A judge in the Superior Court stayed implementation of the new plan pending trial and thereafter a second judge in the Superior Court ordered judgment for Commerce and the other plaintiffs, and annulled the decision of the commissioner. That judge concluded that creation of an assigned risk plan is contrary to the plain language of G.L. c. 175, § 113H, and its underlying spirit and purpose, and that the commissioner did not have the statutory authority to promulgate such a plan.

Bowler appealed that decision and the state’s highest court has now reversed the Superior Court. She was supported by the American Insurance Association, the Massachusetts Federation of Insurers and other parties.

The Aug. 23 decision written by Justice Francis X. Spina affirmed the Massachusetts Automobile Insurance Plan as promulgated by Bowler in December 2004, except for the provision providing that a so-called “clean in three” driver shall not be placed in the assigned risk pool. Such a driver, if rejected in the voluntary market, may be unable to obtain insurance as a result of the “clean in three” rule. That aspect of the plan was remanded to the commissioner for further proceedings.

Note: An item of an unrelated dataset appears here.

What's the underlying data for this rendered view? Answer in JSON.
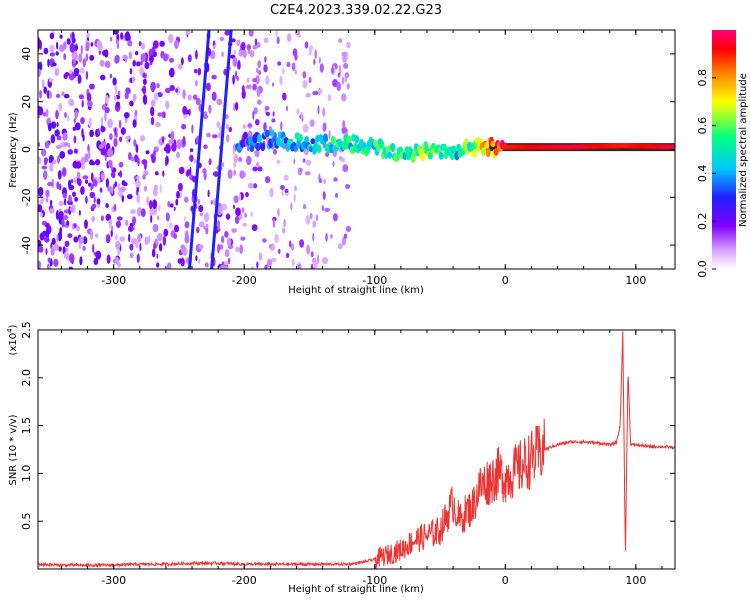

The commissioner argued that the plain language of the law contains a broad grant of authority that allows her to promulgate any plan that is rationally related to the plain statutory goals of providing “motor vehicle insurance to applicants who have been unable to obtain insurance through the method by which insurance is voluntarily made available,” and to provide “for the fair and equitable apportionment among insurance companies of premiums, losses or expenses, or any combination thereof” arising from such insurance.

But the plaintiffs contended that the plain meaning of the law prohibits the commissioner from promulgating an assigned risk plan, and mandates a hybrid reinsurance plan such as the CAR plan currently in use. They further argued that the statute must be construed in the context of its original enactment and amendments since 1953 as well as the long-standing administrative interpretation given the statute, which compel the conclusion that the statute prohibits an assigned risk plan. Finally, the plaintiffs argued that an assigned risk plan is inconsistent with other statutory provisions and underlying policies.

The Supreme Court sided with Bowler, noting that the statute “does not specify whether the plan shall be an assigned risk plan, a reinsurance facility, or a joint underwriting association, the principal models used to write insurance for the residual market in the United States. The goals of each of these models in the residual market context are to provide insurance to high-risk drivers who are unable to obtain insurance in the voluntary market, and to apportion net losses fairly among carriers. Each model accomplishes these goals in different ways.”

As for the plaintiffs’ history argument, the court dismissed it as well. “We conclude that the history of the amendments to § 113H (A) since 1953 do not compel the conclusion that a reinsurance facility is required under the 1983 amendment. If the history of the amendments is helpful to any party, it favors the view of the commissioner,” the court wrote.

The decision is COMMERCE INSURANCE COMPANY & others vs. COMMISSIONER OF INSURANCE & another.